US President Abraham Lincoln is the personification of America and since his assassination a deep mythology has evolved around him. “Savior of The Union”, or “Great Emancipator” are just a few labels used to refer to the 16th President of the United States. In fact, over 14,000 biographies have been published on Lincoln.

Some say he was a brilliant politician and leader. African Americans used him as a symbol. He was conservative, yet presided over one of the greatest revolutions in American history. Did he do the right thing? Surely in the end he died for what he believed in.

Martin Luther King called him a great and shining beacon of hope. Malcolm X was not so kind. He labeled him as just another white man with empty promises. President Bill Clinton admired Lincoln for having overcome enormous difficulties. Lincoln battled with depression, which may have led to his strong emotional intelligence.
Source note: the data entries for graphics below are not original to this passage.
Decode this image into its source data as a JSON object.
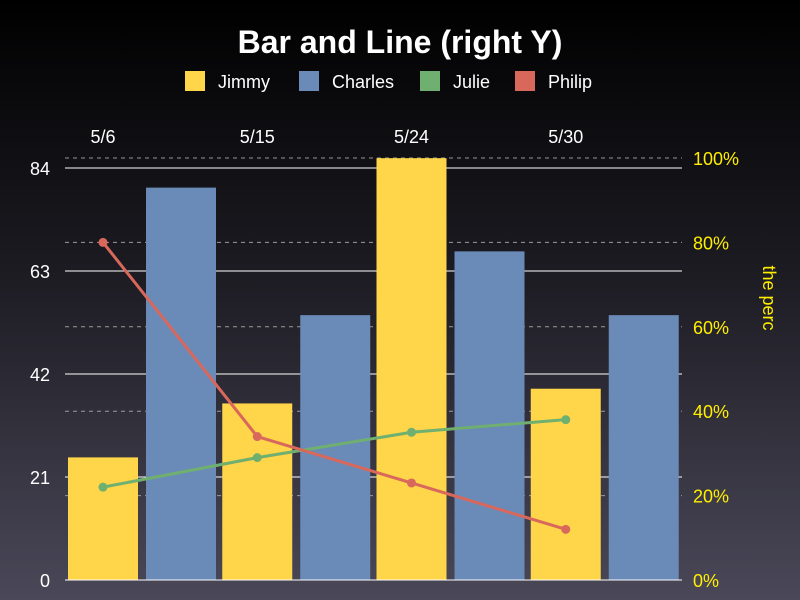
{
  "chart_data": {
    "type": "bar",
    "title": "Bar and Line (right Y)",
    "categories": [
      "5/6",
      "5/15",
      "5/24",
      "5/30"
    ],
    "x_axis_position": "top",
    "legend_position": "top-center",
    "left_axis": {
      "ylim": [
        0,
        84
      ],
      "ticks": [
        0,
        21,
        42,
        63,
        84
      ],
      "grid": true
    },
    "right_axis": {
      "ylabel": "the perc",
      "ylim": [
        0,
        1
      ],
      "ticks": [
        0,
        0.2,
        0.4,
        0.6,
        0.8,
        1.0
      ],
      "tick_labels": [
        "0%",
        "20%",
        "40%",
        "60%",
        "80%",
        "100%"
      ],
      "grid": "dashed",
      "label_color": "#ffee00"
    },
    "bar_series": [
      {
        "name": "Jimmy",
        "color": "#ffd54a",
        "values": [
          25,
          36,
          86,
          39
        ]
      },
      {
        "name": "Charles",
        "color": "#6a8ab8",
        "values": [
          80,
          54,
          67,
          54
        ]
      }
    ],
    "line_series": [
      {
        "name": "Julie",
        "color": "#6fb070",
        "axis": "right",
        "values": [
          0.22,
          0.29,
          0.35,
          0.38
        ]
      },
      {
        "name": "Philip",
        "color": "#d9685c",
        "axis": "right",
        "values": [
          0.8,
          0.34,
          0.23,
          0.12
        ]
      }
    ],
    "legend": [
      "Jimmy",
      "Charles",
      "Julie",
      "Philip"
    ]
  }
}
But he was also called a white supremacist because of his plan to send the freedman to Africa.

Lincoln was even regarded incompetent. Surely he was inexperienced. Yet he had a great capacity to grow and adapt to changing circumstances. During the time of the election in 1860, his opponents were John Breckinridge from Kentucky, John Bell from Tennessee, and Stephen Douglas from Illinois. They may have been worse. At least Lincoln understood his inexperience at the beginning and elected his rivals to assist him. This shows strength, not incompetence.
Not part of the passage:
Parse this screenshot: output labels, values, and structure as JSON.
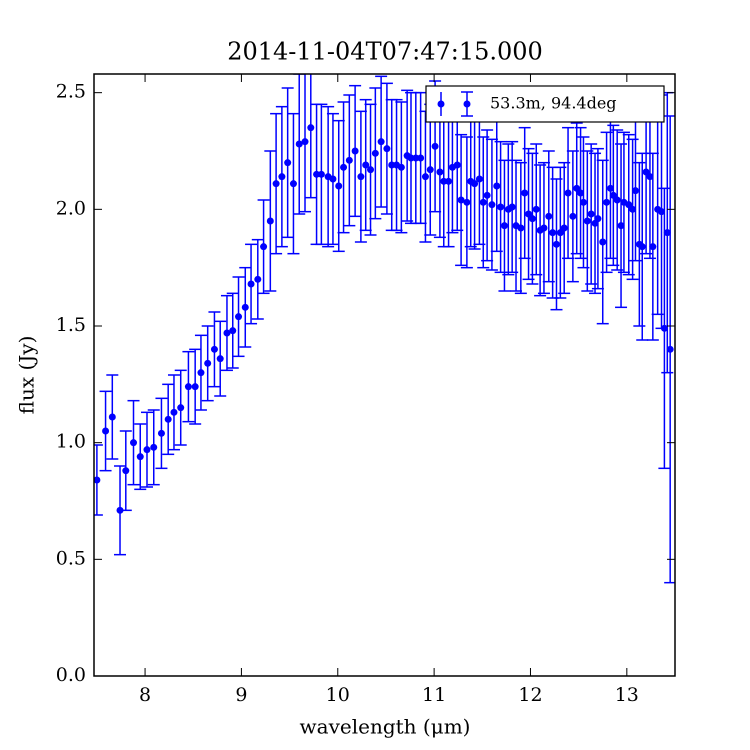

He was regarded as a warmonger for beginning a war that was unconstitutional. He neither seemed to have an entry nor an exit strategy to the war. He also treated Southerners very harshly. The South further had the right to secede if it had wanted.

That is according to one interpretation. The Confederates believed that since the constitution was signed by the states and not the people any state could exercise the option of secession. French political thinker Alexander de Tocqueville had addressed this in the following way:

The Union was formed by the voluntary agreement of the states; and these, in uniting together, have not forfeited their nationality, nor have they been reduced to the condition of one and the same people. If one of the states chooses to withdraw from the contract, it would be difficult to disapprove its right of doing so, and the Federal Government would have no means of maintaining its claims directly either by force or right. — Tocqueville, Democracy in America

Critics also accuse Lincoln for having unnecessarily closed down newspapers, suspending habeas corpus and jailing hundreds of casualties without trail. Many soldiers lost their lives in a war that was supposedly avoidable.

So why did he do it? Lincoln perceived the secession of the South as a serious threat to the Union. He believed that the war was inevitable. The previous revolution had established a republic, a democratic government of the people, by the people and for the people. As the republic was still an ongoing experiment the secession was a existential threat to the union.

Lincoln was rather conservative at the beginning. He believed in evolution rather than revolution. And the Civil War only changed from a limited to a total war later on. Why was he seen as a racist? In a letter to Douglas during the Lincoln-Douglas debates in 1858, Lincoln explained that there is a physical difference between the white and black race which will forever forbid the races living together on terms of social and political equality. He also assigned the white race as the superior race.

Although Lincoln shared the racial prejudices of his time and did support the idea of deportation initially, his view on slavery gradually changed. After 1862, he even dropped the plan to deport freed African Americans.

Lincoln also had to be practical. His goal was to win an election. Therefore he could not really advocate for social equality between the races too strongly anyway. Advocating for social equality between the races would have been political suicide. He did oppose the expansion of slavery unlike his opponent.

“Let us have faith that right makes might, and in that faith, let us, to the end, dare to do our duty as we understand it.” — Lincoln’s Cooper Institute Address, February 27, 1860.

He was against slavery, but as President his hands were tied. He was trapped between his personal wish and professional oath of a pro-slavery republic.

Lincoln could not make the war about slavery right away as the border states (also slave states) may have seceded, too. When the war had changed things, he could free the slaves and the union.

He did say that: “what I do about slavery, and the colored race, I do because I believe it helps to save the Union.”

“I never in my life felt certain that I was doing right than I do in signing this paper. If my name ever goes into history, it will be for this act and my whole soul is in it.” — Lincoln

Lincoln freed the slaves. But that freedom did not necessarily lead to political and social equality. Political equality only arrived hundred years later when the 15th amendment was ratified that gave African Americans the right to vote.

Although Lincoln never advocated for social and political equality between the races, he did consider slavery as morally wrong. When the opportunity came to save the Union by destroying slavery, he did not hesitate. If there had been a way to avoid the war, Lincoln as conservative as he was at the beginning of the war, would probably have found it. However Lincoln perceived the risk to allow the South to secede and jeopardize the “experiment” to disintegrate as too high.

It was a dilemma after all and Lincoln did not seek to go the easy way out. If Lincoln had avoided the war, the underlying conflict between the South and the North would have remained, and a war would not have been avoided but just been postponed. It seems that Lincoln did the right thing after all.